Les obstacles à l’EBHRM

Vincent Van Malderen se base entre autres sur les réflexions des professeurs Pfeffer & Sutton pour trouver une explication.

  1. Il y a tout simplement trop de preuves. On finit par ne plus s’y retrouver parmi la pléthore d’études.
  2. Il y a trop peu de bonnes preuves. Certaines de nos questions RH sont si spécifiques qu’il n’y a pas encore de preuves ou que celles-ci sont bien trop rares.
  3. La preuve trouvée ne s’applique pas toujours à notre cas. Pouvons-nous partir du principe qu’une pratique éprouvée aux États-Unis peut convenir sans aucun problème à un autre pays ?
  4. Les gens essaient de vous duper. Tout le monde, et plus particulièrement les consultants, essaie d’utiliser les informations pour servir ses intérêts.
  5. Vous essayez de vous duper. Tout un chacun imagine être bien plus rationnel qu’il ne l’est vraiment en réalité.
  6. Les effets secondaires l’emportent sur la solution. La non-utilisation du potentiel (l’effet secondaire) prévaut parfois sur la prétendue solution.
  7. Les anecdotes sont plus passionnantes. L’EBHRM requiert souvent des études quantitatives et les résultats ne sont pas toujours spectaculaires ou innovants.
  8. Nous devons être une organisation agile. Les organisations doivent être flexibles et doivent pouvoir réagir rapidement, alors que les recherches demandent du temps.

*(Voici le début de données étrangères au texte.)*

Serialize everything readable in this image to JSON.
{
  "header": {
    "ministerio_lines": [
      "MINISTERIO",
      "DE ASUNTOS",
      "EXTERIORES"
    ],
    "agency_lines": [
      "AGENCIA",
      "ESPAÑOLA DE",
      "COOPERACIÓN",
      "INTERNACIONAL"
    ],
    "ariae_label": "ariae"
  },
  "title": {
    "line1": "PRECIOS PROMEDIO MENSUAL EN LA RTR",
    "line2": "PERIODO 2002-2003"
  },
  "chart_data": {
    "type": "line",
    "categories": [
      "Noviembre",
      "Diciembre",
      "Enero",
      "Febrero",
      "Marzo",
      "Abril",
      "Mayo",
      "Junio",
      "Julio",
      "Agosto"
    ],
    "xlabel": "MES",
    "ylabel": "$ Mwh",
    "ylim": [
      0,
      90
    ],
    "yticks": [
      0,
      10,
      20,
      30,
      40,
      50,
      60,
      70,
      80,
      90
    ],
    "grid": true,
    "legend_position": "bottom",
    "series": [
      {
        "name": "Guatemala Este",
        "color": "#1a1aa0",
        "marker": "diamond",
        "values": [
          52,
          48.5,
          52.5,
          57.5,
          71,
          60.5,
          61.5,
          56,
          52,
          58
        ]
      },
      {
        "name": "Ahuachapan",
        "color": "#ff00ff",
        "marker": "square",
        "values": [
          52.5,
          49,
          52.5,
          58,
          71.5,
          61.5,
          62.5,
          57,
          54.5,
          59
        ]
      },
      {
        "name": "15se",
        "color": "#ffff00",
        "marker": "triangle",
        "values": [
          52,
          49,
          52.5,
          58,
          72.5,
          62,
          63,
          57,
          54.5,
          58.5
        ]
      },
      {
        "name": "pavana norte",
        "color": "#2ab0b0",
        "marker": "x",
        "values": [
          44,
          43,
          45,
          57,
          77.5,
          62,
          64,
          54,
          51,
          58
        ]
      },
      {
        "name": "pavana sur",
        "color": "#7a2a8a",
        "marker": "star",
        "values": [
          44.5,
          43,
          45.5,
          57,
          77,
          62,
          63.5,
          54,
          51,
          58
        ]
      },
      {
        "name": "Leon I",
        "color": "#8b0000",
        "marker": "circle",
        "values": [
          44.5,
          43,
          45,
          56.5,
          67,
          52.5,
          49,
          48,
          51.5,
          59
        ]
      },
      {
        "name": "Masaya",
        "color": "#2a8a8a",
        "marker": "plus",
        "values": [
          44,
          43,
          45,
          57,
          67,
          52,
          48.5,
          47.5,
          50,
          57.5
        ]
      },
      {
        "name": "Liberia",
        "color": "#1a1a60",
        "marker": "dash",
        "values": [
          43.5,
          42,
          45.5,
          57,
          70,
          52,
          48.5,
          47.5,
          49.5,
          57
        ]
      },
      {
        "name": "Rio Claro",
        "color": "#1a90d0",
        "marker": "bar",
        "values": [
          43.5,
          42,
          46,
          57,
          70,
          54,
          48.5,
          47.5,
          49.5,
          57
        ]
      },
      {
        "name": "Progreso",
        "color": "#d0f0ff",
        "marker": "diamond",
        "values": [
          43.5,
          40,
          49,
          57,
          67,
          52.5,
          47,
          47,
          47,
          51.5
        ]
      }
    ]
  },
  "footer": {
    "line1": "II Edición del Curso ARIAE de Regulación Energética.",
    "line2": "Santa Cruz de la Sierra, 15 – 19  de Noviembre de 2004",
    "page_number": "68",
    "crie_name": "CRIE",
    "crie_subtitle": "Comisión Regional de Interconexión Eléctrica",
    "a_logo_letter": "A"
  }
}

Cinq commandements pour une implémentation réussie

Sur la base de l’expérience que Selor a acquise en matière d’evidence-based HRM, Vincent Van Malderen propose cinq commandements pour mettre toutes les chances de son côté.

  1. Seul/à plusieurs tu le feras. Le monde académique n’est pas un evidence-based provider, mais peut toutefois être un partenaire important.
  2. De la structure tu apporteras. Il est davantage possible de penser et de travailler EB dans une organisation où la gestion et le développement des talents ne sont pas des concepts vides…
  3. Tes mains (ou celles des autres) tu saliras. En cas de sous-traitance, des critères evidence-based doivent permettre de vérifier si les produits ou services achetés (formations, services de consultance) sont efficaces et scientifiquement valables.
  4. Tu mesureras. Il arrive trop souvent que des indicateurs cruciaux fassent défaut en HR-Analytics. Il faut mieux et davantage mesurer.
  5. Avant tout, critique tu seras. Une bonne dose de critique/d’autocritique est requise, y compris au niveau de l’organisation.